本文是 MySQL overview 的 implementation-layer deep article。Overview 已說明 MySQL 在 OLTP 譜系的定位、本文聚焦 backup + PITR — 不是「拷貝資料」、是「N 點任意 restore 的能力」。

「我們每天 mysqldump 一次、放 S3、沒問題吧」是個常見錯誤。問「能不能 restore 到 5 分鐘前」、答案會是不能。Dump-based backup 只能 restore 到 dump 那個瞬間、5 分鐘前的事故無法 recover、必須等下次 dump。

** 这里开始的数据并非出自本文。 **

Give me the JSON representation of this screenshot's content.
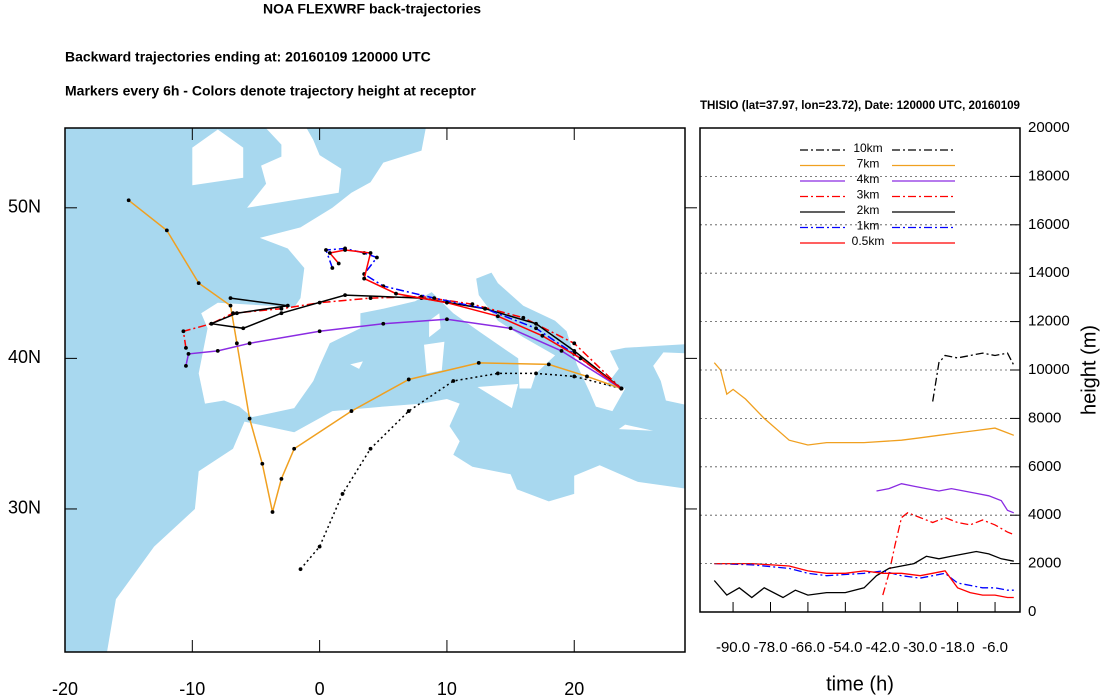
{
  "title": "NOA FLEXWRF back-trajectories",
  "subtitle": "Backward trajectories ending at: 20160109  120000 UTC",
  "note": "Markers every 6h - Colors denote trajectory height at receptor",
  "chart_data": [
    {
      "type": "trajectory-map",
      "xlim": [
        -20,
        28.7
      ],
      "ylim": [
        20.5,
        55.3
      ],
      "xticks": [
        -20,
        -10,
        0,
        10,
        20
      ],
      "yticks": [
        {
          "value": 30,
          "label": "30N"
        },
        {
          "value": 40,
          "label": "40N"
        },
        {
          "value": 50,
          "label": "50N"
        }
      ],
      "markers": true,
      "series": [
        {
          "color": "#000000",
          "dash": "dotted",
          "x": [
            -1.5,
            0,
            1.8,
            4,
            7,
            10.5,
            14,
            17,
            20,
            23.7
          ],
          "values": [
            26,
            27.5,
            31,
            34,
            36.5,
            38.5,
            39,
            39,
            38.8,
            38
          ]
        },
        {
          "color": "#f0a020",
          "dash": "solid",
          "x": [
            -15,
            -12,
            -9.5,
            -7,
            -6.5,
            -5.5,
            -4.5,
            -3.7,
            -3,
            -2,
            2.5,
            7,
            12.5,
            18,
            21,
            23.7
          ],
          "values": [
            50.5,
            48.5,
            45,
            43.5,
            41,
            36,
            33,
            29.8,
            32,
            34,
            36.5,
            38.6,
            39.7,
            39.6,
            38.8,
            38
          ]
        },
        {
          "color": "#8a2be2",
          "dash": "solid",
          "x": [
            -10.5,
            -10.3,
            -8,
            -5.5,
            0,
            5,
            10,
            15,
            19,
            23.7
          ],
          "values": [
            39.5,
            40.3,
            40.5,
            41,
            41.8,
            42.3,
            42.6,
            42,
            40.5,
            38
          ]
        },
        {
          "color": "#ff0000",
          "dash": "dash-dot",
          "x": [
            -10.5,
            -10.7,
            -8.5,
            -6.8,
            -3,
            0,
            4,
            8,
            12,
            16,
            20,
            23.7
          ],
          "values": [
            40.7,
            41.8,
            42.3,
            43,
            43.3,
            43.7,
            44,
            44.1,
            43.6,
            42.7,
            41,
            38
          ]
        },
        {
          "color": "#000000",
          "dash": "solid",
          "x": [
            -7,
            -2.5,
            -6.5,
            -8.5,
            -6,
            -3,
            2,
            8,
            13,
            17,
            20,
            23.7
          ],
          "values": [
            44,
            43.5,
            43,
            42.3,
            42,
            43,
            44.2,
            44,
            43.3,
            42.3,
            40.5,
            38
          ]
        },
        {
          "color": "#0000ff",
          "dash": "dash-dot",
          "x": [
            1,
            0.5,
            2,
            3.5,
            4.5,
            3.5,
            5,
            9,
            13,
            17,
            20,
            23.7
          ],
          "values": [
            46,
            47.2,
            47.3,
            47,
            46.7,
            45.6,
            44.8,
            44,
            43.3,
            42,
            40.3,
            38
          ]
        },
        {
          "color": "#ff0000",
          "dash": "solid",
          "x": [
            1.5,
            0.8,
            2,
            4,
            3.5,
            6,
            10,
            14,
            17.5,
            20.5,
            23.7
          ],
          "values": [
            46.3,
            47,
            47.2,
            47,
            45.3,
            44.3,
            43.7,
            42.8,
            41.5,
            40,
            38
          ]
        }
      ]
    },
    {
      "type": "line",
      "title": "THISIO (lat=37.97,  lon=23.72), Date: 120000 UTC, 20160109",
      "x_label": "time (h)",
      "y_label": "height (m)",
      "xlim": [
        -100.6,
        2
      ],
      "ylim": [
        0,
        20000
      ],
      "xticks": [
        {
          "value": -90,
          "label": "-90.0"
        },
        {
          "value": -78,
          "label": "-78.0"
        },
        {
          "value": -66,
          "label": "-66.0"
        },
        {
          "value": -54,
          "label": "-54.0"
        },
        {
          "value": -42,
          "label": "-42.0"
        },
        {
          "value": -30,
          "label": "-30.0"
        },
        {
          "value": -18,
          "label": "-18.0"
        },
        {
          "value": -6,
          "label": "-6.0"
        }
      ],
      "yticks": [
        0,
        2000,
        4000,
        6000,
        8000,
        10000,
        12000,
        14000,
        16000,
        18000,
        20000
      ],
      "grid": true,
      "series": [
        {
          "name": "10km",
          "color": "#000000",
          "dash": "dash-dot",
          "x": [
            -26,
            -24,
            -22,
            -18,
            -14,
            -10,
            -6,
            -2,
            0
          ],
          "values": [
            8700,
            10300,
            10600,
            10500,
            10600,
            10700,
            10600,
            10700,
            10200
          ]
        },
        {
          "name": "7km",
          "color": "#f0a020",
          "dash": "solid",
          "x": [
            -96,
            -94,
            -92,
            -90,
            -86,
            -80,
            -72,
            -66,
            -60,
            -48,
            -36,
            -30,
            -24,
            -18,
            -12,
            -6,
            -2,
            0
          ],
          "values": [
            10300,
            10000,
            9000,
            9200,
            8800,
            8000,
            7100,
            6900,
            7000,
            7000,
            7100,
            7200,
            7300,
            7400,
            7500,
            7600,
            7400,
            7300
          ]
        },
        {
          "name": "4km",
          "color": "#8a2be2",
          "dash": "solid",
          "x": [
            -44,
            -40,
            -36,
            -32,
            -28,
            -24,
            -20,
            -16,
            -12,
            -8,
            -4,
            -2,
            0
          ],
          "values": [
            5000,
            5100,
            5300,
            5200,
            5100,
            5000,
            5100,
            5000,
            4900,
            4800,
            4600,
            4200,
            4100
          ]
        },
        {
          "name": "3km",
          "color": "#ff0000",
          "dash": "dash-dot",
          "x": [
            -42,
            -40,
            -38,
            -36,
            -34,
            -30,
            -26,
            -22,
            -18,
            -14,
            -10,
            -6,
            -2,
            0
          ],
          "values": [
            700,
            1600,
            2800,
            3900,
            4100,
            3900,
            3700,
            3900,
            3700,
            3600,
            3800,
            3600,
            3300,
            3200
          ]
        },
        {
          "name": "2km",
          "color": "#000000",
          "dash": "solid",
          "x": [
            -96,
            -92,
            -88,
            -84,
            -80,
            -74,
            -70,
            -66,
            -60,
            -54,
            -48,
            -44,
            -40,
            -36,
            -32,
            -28,
            -24,
            -20,
            -16,
            -12,
            -8,
            -4,
            0
          ],
          "values": [
            1300,
            700,
            1000,
            600,
            1000,
            600,
            900,
            700,
            800,
            800,
            1000,
            1500,
            1800,
            1900,
            2000,
            2300,
            2200,
            2300,
            2400,
            2500,
            2400,
            2200,
            2100
          ]
        },
        {
          "name": "1km",
          "color": "#0000ff",
          "dash": "dash-dot",
          "x": [
            -96,
            -84,
            -72,
            -66,
            -60,
            -54,
            -48,
            -42,
            -36,
            -30,
            -26,
            -22,
            -18,
            -14,
            -10,
            -6,
            -2,
            0
          ],
          "values": [
            2000,
            1950,
            1800,
            1600,
            1500,
            1550,
            1600,
            1700,
            1500,
            1400,
            1500,
            1600,
            1200,
            1100,
            1000,
            1000,
            900,
            900
          ]
        },
        {
          "name": "0.5km",
          "color": "#ff0000",
          "dash": "solid",
          "x": [
            -96,
            -84,
            -72,
            -66,
            -60,
            -54,
            -48,
            -42,
            -36,
            -30,
            -26,
            -22,
            -18,
            -14,
            -10,
            -6,
            -2,
            0
          ],
          "values": [
            2000,
            2000,
            1900,
            1700,
            1600,
            1600,
            1700,
            1600,
            1600,
            1500,
            1600,
            1700,
            1000,
            800,
            700,
            700,
            600,
            600
          ]
        }
      ]
    }
  ]
}
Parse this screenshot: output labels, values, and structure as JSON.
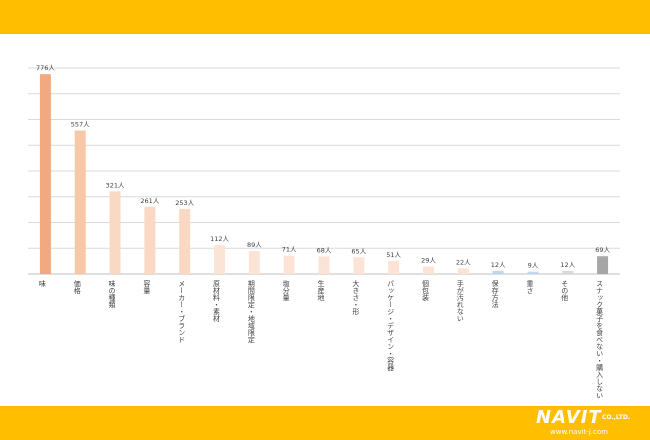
{
  "colors": {
    "band": "#ffbf00",
    "grid": "#d9d9d9",
    "axis": "#bfbfbf",
    "text": "#404040"
  },
  "logo": {
    "main": "NAVIT",
    "suffix": "CO.,LTD.",
    "url": "www.navit-j.com"
  },
  "chart_data": {
    "type": "bar",
    "title": "",
    "xlabel": "",
    "ylabel": "",
    "ylim": [
      0,
      800
    ],
    "grid": true,
    "legend": "none",
    "value_suffix": "人",
    "categories": [
      "味",
      "価格",
      "味の種類",
      "容量",
      "メーカー・ブランド",
      "原材料・素材",
      "期間限定・地域限定",
      "塩分量",
      "生産地",
      "大きさ・形",
      "パッケージ・デザイン・容器",
      "個包装",
      "手が汚れない",
      "保存方法",
      "重さ",
      "その他",
      "スナック菓子を食べない・購入しない"
    ],
    "values": [
      776,
      557,
      321,
      261,
      253,
      112,
      89,
      71,
      68,
      65,
      51,
      29,
      22,
      12,
      9,
      12,
      69
    ],
    "bar_colors": [
      "#f2a97f",
      "#f6c8a8",
      "#f9d9c3",
      "#f9d9c3",
      "#f9d9c3",
      "#fbe4d6",
      "#fbe4d6",
      "#fbe4d6",
      "#fbe4d6",
      "#fbe4d6",
      "#fbe4d6",
      "#fbe4d6",
      "#fbe4d6",
      "#bdd7ee",
      "#bdd7ee",
      "#d9d9d9",
      "#a6a6a6"
    ]
  }
}
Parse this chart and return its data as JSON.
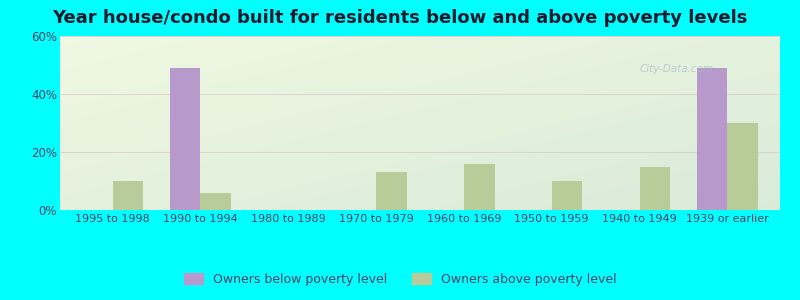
{
  "title": "Year house/condo built for residents below and above poverty levels",
  "categories": [
    "1995 to 1998",
    "1990 to 1994",
    "1980 to 1989",
    "1970 to 1979",
    "1960 to 1969",
    "1950 to 1959",
    "1940 to 1949",
    "1939 or earlier"
  ],
  "below_poverty": [
    0,
    49,
    0,
    0,
    0,
    0,
    0,
    49
  ],
  "above_poverty": [
    10,
    6,
    0,
    13,
    16,
    10,
    15,
    30
  ],
  "below_color": "#b899cc",
  "above_color": "#b8cc99",
  "below_label": "Owners below poverty level",
  "above_label": "Owners above poverty level",
  "ylim": [
    0,
    60
  ],
  "yticks": [
    0,
    20,
    40,
    60
  ],
  "ytick_labels": [
    "0%",
    "20%",
    "40%",
    "60%"
  ],
  "outer_background": "#00ffff",
  "bar_width": 0.35,
  "title_fontsize": 13,
  "title_color": "#1a1a2e",
  "tick_color": "#444466",
  "grid_color": "#ddddcc",
  "watermark_text": "City-Data.com",
  "watermark_color": "#aabbcc",
  "watermark_alpha": 0.7
}
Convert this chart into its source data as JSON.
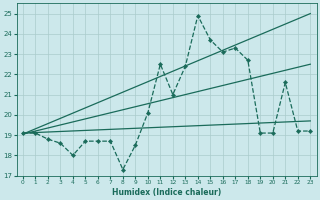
{
  "xlabel": "Humidex (Indice chaleur)",
  "xlim": [
    -0.5,
    23.5
  ],
  "ylim": [
    17,
    25.5
  ],
  "yticks": [
    17,
    18,
    19,
    20,
    21,
    22,
    23,
    24,
    25
  ],
  "xticks": [
    0,
    1,
    2,
    3,
    4,
    5,
    6,
    7,
    8,
    9,
    10,
    11,
    12,
    13,
    14,
    15,
    16,
    17,
    18,
    19,
    20,
    21,
    22,
    23
  ],
  "bg_color": "#cce8eb",
  "grid_color": "#aacccc",
  "line_color": "#1a6b5a",
  "main_data_x": [
    0,
    1,
    2,
    3,
    4,
    5,
    6,
    7,
    8,
    9,
    10,
    11,
    12,
    13,
    14,
    15,
    16,
    17,
    18,
    19,
    20,
    21,
    22,
    23
  ],
  "main_data_y": [
    19.1,
    19.1,
    18.8,
    18.6,
    18.0,
    18.7,
    18.7,
    18.7,
    17.3,
    18.5,
    20.1,
    22.5,
    21.0,
    22.4,
    24.9,
    23.7,
    23.1,
    23.3,
    22.7,
    19.1,
    19.1,
    21.6,
    19.2,
    19.2
  ],
  "trend1_x": [
    0,
    23
  ],
  "trend1_y": [
    19.05,
    25.0
  ],
  "trend2_x": [
    0,
    23
  ],
  "trend2_y": [
    19.05,
    22.5
  ],
  "trend3_x": [
    0,
    23
  ],
  "trend3_y": [
    19.1,
    19.7
  ]
}
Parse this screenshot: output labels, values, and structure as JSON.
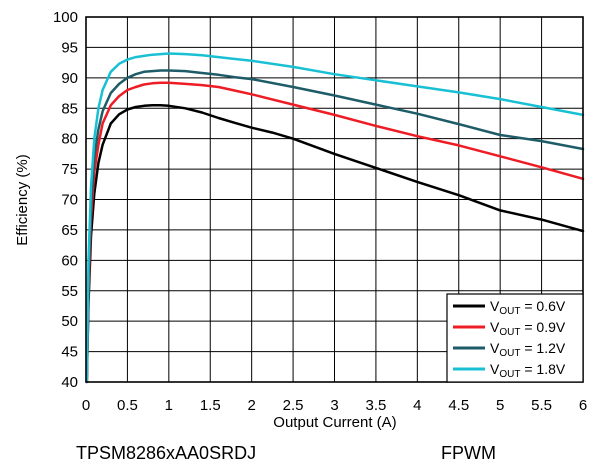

真正的 backup strategy 是 PITR（point-in-time recovery）：

能 restore 到任意過去時間點（RPO 取決於 binlog flush 頻率、可接近 0）
由 full backup 基線 + binlog 連續流（從 backup 點到目標時間點的 incremental delta）組成
Restore 過程：先 restore full backup → 再 apply binlog 到目標 timestamp 或 GTID

這篇 deep article 把 backup 拆解成能力、然後展開達到此能力需要的工具鏈跟工程紀律。

Backup 三層責任

PITR 的能力由三層工程責任達成、任一層失效則 PITR 不成立：

1Layer 1: Full Backup（基線）
2   ↓     (mysqldump / XtraBackup / MyDumper / LVM snapshot / EBS snapshot)
3   ↓
4Layer 2: Binlog Stream（incremental）
5   ↓     (sync_binlog=1 + binlog 持續流到 backup storage)
6   ↓
7Layer 3: Restore + Replay 流程
8         (能 restore full + 能 apply binlog 到目標時間點)

每層的 backup 不夠 — 必須有 測試 restore 流程 才算真的有 backup。「dump 在 S3」加「沒有 verified restore」= no backup。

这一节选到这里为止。